Ugly but functional transformation pipelines for arrays full of Javascript objects, with a specific emphasis on processing web crawler data.
Fold, spindle, mutilate. This section needs to be written, but the jist of it is:
- Wrap JS objects in a lightweight proxy that makes it easy to:
- Check, retrieve, and alter properties using dot notation paths
- Check and transform individual properties' data types (split a string, join an array, format a number, parse dates in many formats, etc)
- Populate an existing property or create a new one with a literal value, a value pulled from another property, or the first matching value from an entire list of properties where the data might live.
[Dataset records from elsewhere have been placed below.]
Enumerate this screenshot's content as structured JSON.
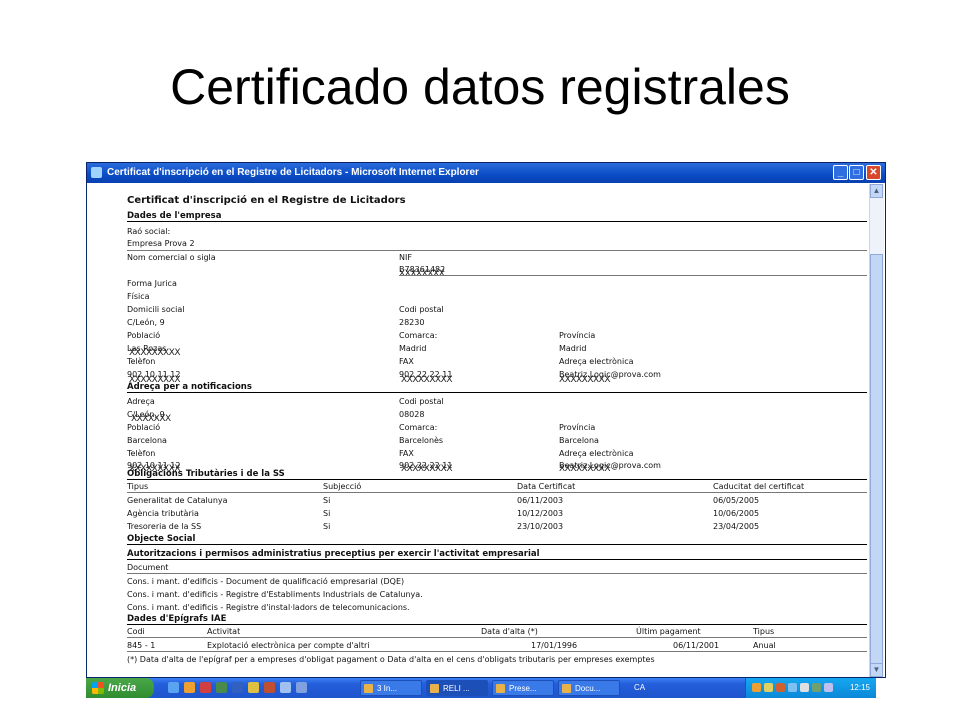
{
  "slide": {
    "title": "Certificado datos registrales"
  },
  "window": {
    "title": "Certificat d'inscripció en el Registre de Licitadors - Microsoft Internet Explorer",
    "min": "_",
    "max": "□",
    "close": "✕"
  },
  "doc": {
    "title": "Certificat d'inscripció en el Registre de Licitadors",
    "empresa": {
      "header": "Dades de l'empresa",
      "rao_label": "Raó social:",
      "rao_value": "Empresa Prova 2",
      "nom_label": "Nom comercial o sigla",
      "nif_label": "NIF",
      "nif_value": "B78361482",
      "forma_label": "Forma Jurica",
      "forma_value": "Física",
      "domicili_label": "Domicili social",
      "domicili_value": "C/León, 9",
      "codi_label": "Codi postal",
      "codi_value": "28230",
      "poblacio_label": "Població",
      "poblacio_value": "Las Rozas",
      "comarca_label": "Comarca:",
      "comarca_value": "Madrid",
      "provincia_label": "Província",
      "provincia_value": "Madrid",
      "telefon_label": "Telèfon",
      "telefon_value": "902 10 11 12",
      "fax_label": "FAX",
      "fax_value": "902 22 22 11",
      "email_label": "Adreça electrònica",
      "email_value": "Beatriz.Logic@prova.com"
    },
    "notificacions": {
      "header": "Adreça per a notificacions",
      "adreca_label": "Adreça",
      "adreca_value": "C/León, 9",
      "codi_label": "Codi postal",
      "codi_value": "08028",
      "poblacio_label": "Població",
      "poblacio_value": "Barcelona",
      "comarca_label": "Comarca:",
      "comarca_value": "Barcelonès",
      "provincia_label": "Província",
      "provincia_value": "Barcelona",
      "telefon_label": "Telèfon",
      "telefon_value": "902 10 11 12",
      "fax_label": "FAX",
      "fax_value": "902 22 22 11",
      "email_label": "Adreça electrònica",
      "email_value": "Beatriz.Logic@prova.com"
    },
    "obligacions": {
      "header": "Obligacions Tributàries i de la SS",
      "columns": [
        "Tipus",
        "Subjecció",
        "Data Certificat",
        "Caducitat del certificat"
      ],
      "rows": [
        [
          "Generalitat de Catalunya",
          "Si",
          "06/11/2003",
          "06/05/2005"
        ],
        [
          "Agència tributària",
          "Si",
          "10/12/2003",
          "10/06/2005"
        ],
        [
          "Tresoreria de la SS",
          "Si",
          "23/10/2003",
          "23/04/2005"
        ]
      ]
    },
    "objecte": {
      "header": "Objecte Social"
    },
    "autoritzacions": {
      "header": "Autoritzacions i permisos administratius preceptius per exercir l'activitat empresarial",
      "col": "Document",
      "rows": [
        "Cons. i mant. d'edificis - Document de qualificació empresarial (DQE)",
        "Cons. i mant. d'edificis - Registre d'Establiments Industrials de Catalunya.",
        "Cons. i mant. d'edificis - Registre d'instal·ladors de telecomunicacions."
      ]
    },
    "iae": {
      "header": "Dades d'Epígrafs IAE",
      "columns": [
        "Codi",
        "Activitat",
        "Data d'alta (*)",
        "Últim pagament",
        "Tipus"
      ],
      "row": [
        "845 - 1",
        "Explotació electrònica per compte d'altri",
        "17/01/1996",
        "06/11/2001",
        "Anual"
      ],
      "note": "(*) Data d'alta de l'epígraf per a empreses d'obligat pagament o Data d'alta en el cens d'obligats tributaris per empreses exemptes"
    },
    "redactions": {
      "x7": "XXXXXXX",
      "x8": "XXXXXXXX",
      "x9": "XXXXXXXXX"
    }
  },
  "taskbar": {
    "start": "Inicia",
    "items": [
      "3 In...",
      "RELI ...",
      "Prese...",
      "Docu...",
      "CA"
    ],
    "clock": "12:15"
  }
}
- Capture capture a long series of those processing steps as:
- Fluent, chainable JS code
- A text-based DSL
- Apply those pipelines to many objects at a time
Object validation and parsing tools (like Zod, Joi, Superstruct, etc.) are great for ensuring untrusted user input or freshly parsed JSON data conforms to a specific shape. If your data is in a bunch of different shapes and you want to normalize it, you end up writing separate parser/validators for each scenario.
Data transformation and analysis tools (like [Danfo.js(https://danfo.jsdata.org)], Data-Forge, DTL, etc.)) are great for cleaning up and summarizing consistently-structured but mixed-quality data. If the data lives in lots of different places (say, scattered across a bunch of different object-shapes, buried in substrings of longer text properties, etc), code written with them gets ugly — fast.
In short, neither of these approach is a great fit if you have a target data shape, but the values are scattered in very differeent places across lots of incoming objects. This problem comes up a lot when we crawl and analyze web sites: "the publication date" might live in HTTP response headers, fragments of the URL, OpenGraph META tags, or an arbitrary <div> inside the page's own markup; indeed, it usually lives in different places from one part of a given site to another. Now repeat that for author names, topics, page performance metrics, and a million other bits.
The simplest one-off approach is to write some sort of custom 'processing' function that contains a giant tangle of if/then checks, case statements, and disposable data scrubbing code. That's fine if you only need to do it once, but repeating that process for slightly different datasets, over and over, is a pain.
For us, Propmaster has simplified that work considerably.